Sebi relaxes takeover, delisting norms for insolvent companies

Market regulator Securities and Exchange Board of India (Sebi) has laid down fresh norms for substantial acquisition of shares and takeover of entities facing insolvency proceedings and also relaxed requirements for complying with delisting for such entities.

These relaxations will be applicable to companies facing insolvency proceedings, provided the resolution plan lays down the procedure for delisting such entities from the exchanges, Sebi stated in separate releases.
The move is expected to provide relief to various listed companies that have been referred for resolution under the Insolvency and Bankruptcy Code (IBC). More than 750 entities, including many listed firms, are facing insolvency proceedings.
In a notification issued on 1 June, the markets regulator said norms pertaining to delisting of equity shares would not be applicable to any entity that is getting delisted pursuant to a resolution plan approved under the IBC.
The exemption would be subject to conditions that the resolution plan “lays down any specific procedure to complete the delisting of such shares” or that the plans provide an exit option to the existing public shareholders at a specified price.
As per the notification, the exit for the shareholders should be at a price that is not below the liquidation value determined after paying off dues.
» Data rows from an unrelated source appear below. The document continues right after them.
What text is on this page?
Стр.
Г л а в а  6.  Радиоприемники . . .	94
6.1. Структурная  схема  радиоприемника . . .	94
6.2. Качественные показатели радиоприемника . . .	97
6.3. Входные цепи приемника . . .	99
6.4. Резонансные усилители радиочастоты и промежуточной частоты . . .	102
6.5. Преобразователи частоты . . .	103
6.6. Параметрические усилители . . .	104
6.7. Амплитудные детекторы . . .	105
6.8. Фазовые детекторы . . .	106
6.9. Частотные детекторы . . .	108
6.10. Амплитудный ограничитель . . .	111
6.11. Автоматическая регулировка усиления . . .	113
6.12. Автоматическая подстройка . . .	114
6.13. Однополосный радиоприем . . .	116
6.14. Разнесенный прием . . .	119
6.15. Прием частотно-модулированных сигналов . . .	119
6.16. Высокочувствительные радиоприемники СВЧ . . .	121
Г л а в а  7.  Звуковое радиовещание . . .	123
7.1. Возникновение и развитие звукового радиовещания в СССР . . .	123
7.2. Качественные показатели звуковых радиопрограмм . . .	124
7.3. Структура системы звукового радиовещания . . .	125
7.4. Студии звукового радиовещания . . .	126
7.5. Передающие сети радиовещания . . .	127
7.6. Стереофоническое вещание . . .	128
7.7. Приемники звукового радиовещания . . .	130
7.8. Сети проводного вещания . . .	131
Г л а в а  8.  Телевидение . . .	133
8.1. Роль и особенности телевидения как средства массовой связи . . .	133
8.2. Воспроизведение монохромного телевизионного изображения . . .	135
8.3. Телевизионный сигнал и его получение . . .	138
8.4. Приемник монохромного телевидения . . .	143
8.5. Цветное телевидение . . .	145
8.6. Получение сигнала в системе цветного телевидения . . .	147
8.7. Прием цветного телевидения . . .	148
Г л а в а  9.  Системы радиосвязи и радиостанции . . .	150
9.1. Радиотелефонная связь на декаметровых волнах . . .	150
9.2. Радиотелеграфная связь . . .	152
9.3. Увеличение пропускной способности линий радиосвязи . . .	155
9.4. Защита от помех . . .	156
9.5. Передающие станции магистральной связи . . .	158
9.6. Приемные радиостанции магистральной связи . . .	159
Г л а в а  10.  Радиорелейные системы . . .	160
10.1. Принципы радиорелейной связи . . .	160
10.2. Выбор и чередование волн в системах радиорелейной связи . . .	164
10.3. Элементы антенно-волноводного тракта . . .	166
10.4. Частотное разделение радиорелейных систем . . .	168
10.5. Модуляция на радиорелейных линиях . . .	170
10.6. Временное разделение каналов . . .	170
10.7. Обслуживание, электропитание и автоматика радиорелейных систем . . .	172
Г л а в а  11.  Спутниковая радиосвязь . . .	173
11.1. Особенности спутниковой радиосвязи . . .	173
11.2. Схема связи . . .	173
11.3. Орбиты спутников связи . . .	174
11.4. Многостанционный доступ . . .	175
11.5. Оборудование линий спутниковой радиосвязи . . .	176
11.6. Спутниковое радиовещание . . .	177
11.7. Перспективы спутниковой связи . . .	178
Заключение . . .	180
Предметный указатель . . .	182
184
The value is decided as per regulations of the Insolvency and Bankruptcy Board of India (IBBI).
In case the existing promoters or any other shareholders are to be provided an opportunity to exit under the resolution plan at a price higher than the price determined, then at least the same price should be offered for the existing public shareholders of that particular entity, as per the notification.
“… the details of delisting of such shares along with the justification for exit price in respect of delisting proposed shall be disclosed to the recognised stock exchanges within one day of  [the] resolution plan,” it said.
Sebi has also relaxed certain norms in respect to substantial acquisition of shares and takeovers of insolvent entities as well as issue of capital and disclosure requirements, according to separate notifications.